When looking at new boards this year everyone told me I didn't need a wide, but I never really got a good explanation of what the benefits of having a narrower board would be? After months of research I decided to get a 10/11 Slayblade 159 regular, waited for the end of season progressive clearance sale at the local shop (30 then 40 then 50% off) and all that was left at 50% off...a 159 WIDE, oh well. Great board so far, I'm going faster and bigger than ever with fewer consequences. 

Sorry, I got sidetracked...so why too wide???


----------



## schmitty34 (Dec 28, 2007)

gauntlet09 said:


> Sorry, I got sidetracked...so why too wide???
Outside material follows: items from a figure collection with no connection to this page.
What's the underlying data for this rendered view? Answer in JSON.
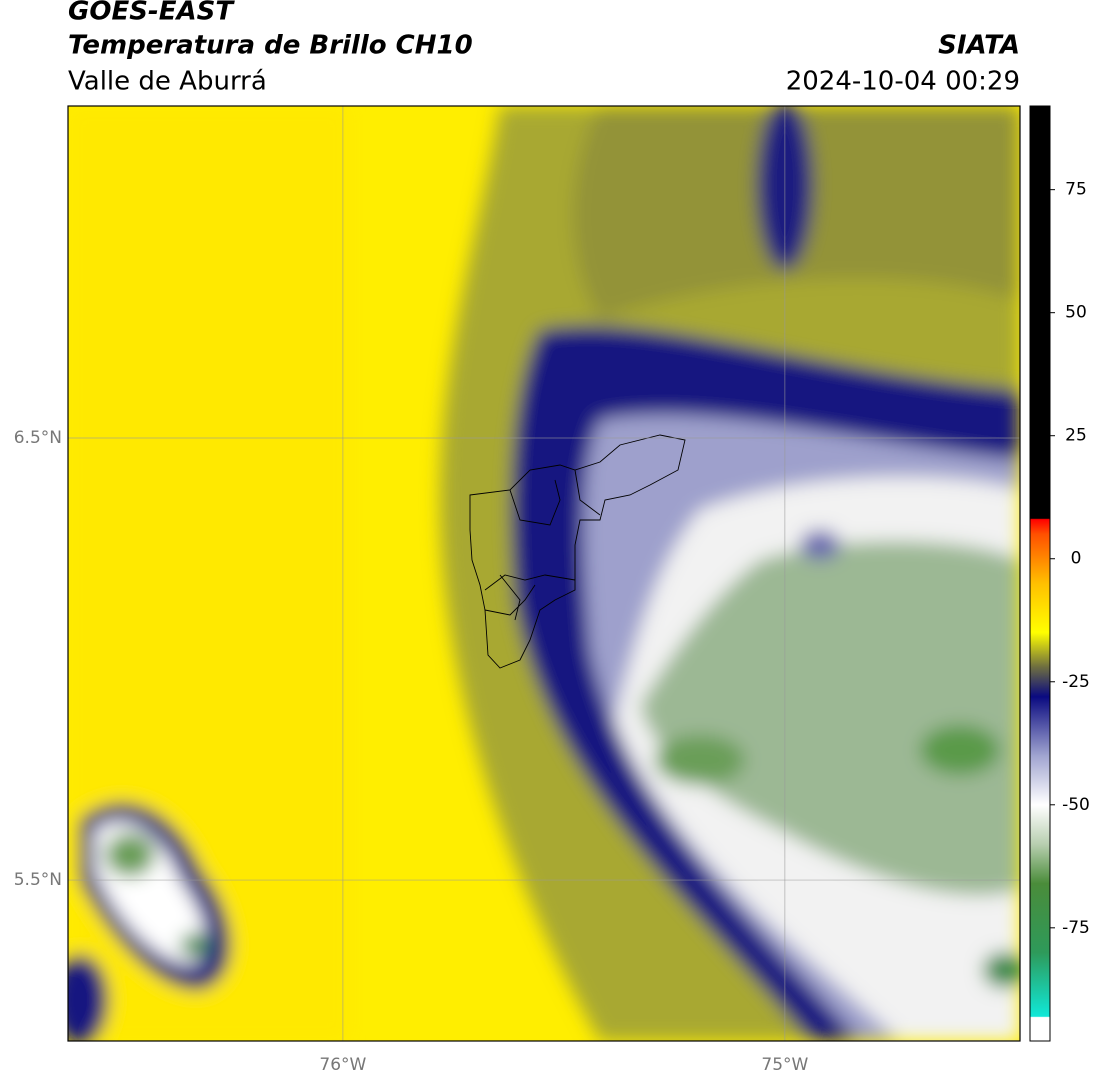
{
  "header": {
    "title": "GOES-EAST",
    "subtitle": "Temperatura de Brillo CH10",
    "region": "Valle de Aburrá",
    "source": "SIATA",
    "datetime": "2024-10-04 00:29"
  },
  "map": {
    "lon_range": [
      -76.622,
      -74.468
    ],
    "lat_range": [
      5.136,
      7.251
    ],
    "lon_ticks": [
      {
        "value": -76,
        "label": "76°W"
      },
      {
        "value": -75,
        "label": "75°W"
      }
    ],
    "lat_ticks": [
      {
        "value": 6.5,
        "label": "6.5°N"
      },
      {
        "value": 5.5,
        "label": "5.5°N"
      }
    ],
    "grid": true
  },
  "colorbar": {
    "lim": [
      -98,
      92
    ],
    "ticks": [
      75,
      50,
      25,
      0,
      -25,
      -50,
      -75
    ],
    "colormap": [
      {
        "value": -98,
        "color": "#ffffff"
      },
      {
        "value": -93.2,
        "color": "#ffffff"
      },
      {
        "value": -93,
        "color": "#10e8d8"
      },
      {
        "value": -80,
        "color": "#2e9a5a"
      },
      {
        "value": -66,
        "color": "#4a8c3a"
      },
      {
        "value": -58,
        "color": "#b8cfb0"
      },
      {
        "value": -50,
        "color": "#ffffff"
      },
      {
        "value": -40,
        "color": "#a0a4d0"
      },
      {
        "value": -28,
        "color": "#0a0a80"
      },
      {
        "value": -22,
        "color": "#6e6e40"
      },
      {
        "value": -15,
        "color": "#ffff00"
      },
      {
        "value": -5,
        "color": "#ffc000"
      },
      {
        "value": 5,
        "color": "#ff5000"
      },
      {
        "value": 8,
        "color": "#ff0000"
      },
      {
        "value": 8.2,
        "color": "#000000"
      },
      {
        "value": 92,
        "color": "#000000"
      }
    ]
  }
}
It's feel and preference. You can't really get something too wide, but it might be wider than necessary. 

The wider the board, the longer the transfer from edge-to-edge will be. You are use to wide boards so you have no problem with wides even though you may not NEED them. Some people are use to narrow boards and when they ride a wide it feels terrible. 

I have size 12 boots so I always have a wide and feel just fine. I've ridden some normal boards as well and didn't really notice much difference (although I would have dragged if I was carving real hard).

Conclusion: if you like wide boards, keep shredding them regardless of what other people say.


----------



## GorgeDad (Jan 24, 2011)

"Wide" is a relative term, too. Boards called wide vary in actual width and there are mid-wides, etc. There are a lot of factors: boot size, binding type, stance angle so there's no definitive answer, though getting really wide decreases (potentially) turning efficiency. 

Schmitty makes the best point - if it works for you, then the theory doesn't matter.

I ride in 9.5 boots on a Lib Tech Travis Rice that's designed as a mid-wide (26cm waist) and like it better than any other setup i've ridden.


----------